How to determine negative values of arc functions? Can someone explain me how do they work? I memorized the table of values for sin/cos/tan/cot and radian-degreee values. 
But, how come, when it is $\arcsin -1/2$ this is $-\pi/6$. So the same thing as $\arcsin 1/2$ just with a different sign. Why it is not $5\pi/6$?  But when it is $\arccos -\sqrt{2}/2$ it is $3\pi/4$, not a $\pi/4$. 
 A: Hint : Consider $sin(-x)=-sin(x)$ and $cos(-x)=cos(x)$ for all real $x$.
The arcsin is usually defined as the inverse of the sine function in the
interval [$-\frac{\pi}{2},\frac{\pi}{2}$], hence the negative values.
A: Another hint: 
Make a sketch with the trigonometric circle. You'll see at once $\,\sin\frac{5\pi}6>0\,$  and $\,\cos\frac{3\pi}4<0$.
A: The arcsine function is defined as the inverse function of sin function but
you should take into account the domain and the range of each. The domain of
sin is $\left[ -\frac{\pi }{2},\ \frac{\pi }{2}\right] $ and its range is $%
\left[ -1,\ 1\right] $ so the arcsine domain is $\left[ -1,1\right] $ and
its range is $\left[ -\frac{\pi }{2},\ \frac{\pi }{2}\right] .$ So if you
look for $\arcsin \frac{-1}{2}$ the answer should be $\frac{-\pi }{6}$ (Note
that $\frac{5\pi }{6}=2.618$ is not in the range of arcsine function. Note
that sin function is bijective from $\left[ -\frac{\pi }{2},\ \frac{\pi }{2}%
\right] $ onto $\left[ -1,\ 1\right] .$ If you enlarge the domain to
something greater than $\left[ -\frac{\pi }{2},\ \frac{\pi }{2}\right] $ the
sin function wouldn't be one-to-one. (it remains onto but not one-to-one,
not injective)
A: A very good and concise answer is already given by Idris but I want to give you a brief theory about them.
$\sin{^-1}$, $cos^{-1}$... $\cot^{-1}$ are actually relations unless we provide Domain and Range for them.
We say them relations because A relation is one that can create more than one output for a single input and a function can not have two or more outputs for a single input.

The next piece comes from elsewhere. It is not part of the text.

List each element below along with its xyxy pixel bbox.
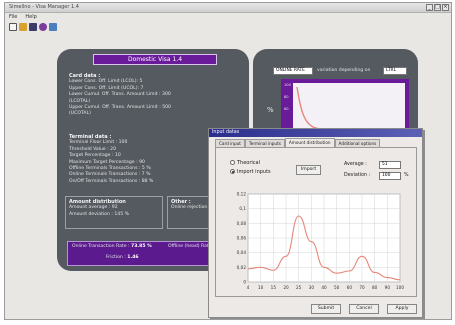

When we say that $\cos^{-1}{\frac{1}{2}}$, we are saying that find the angles whose cosine is $\frac{1}{2}$. There are infinitely many angles whose cosine is $\frac{1}{2}$ but since we want them as Functions, we restrict their domain and range and so in the range the output is $\frac{\pi}{3}$ 
The angle (output) we get from these inverse functions is called Principle angle and their notation is slightly changed i.e. we write the first letter with capital. 
For instance,
$Cos^{-1}$, $Sin^{-1}$...$Cot^{-1}$.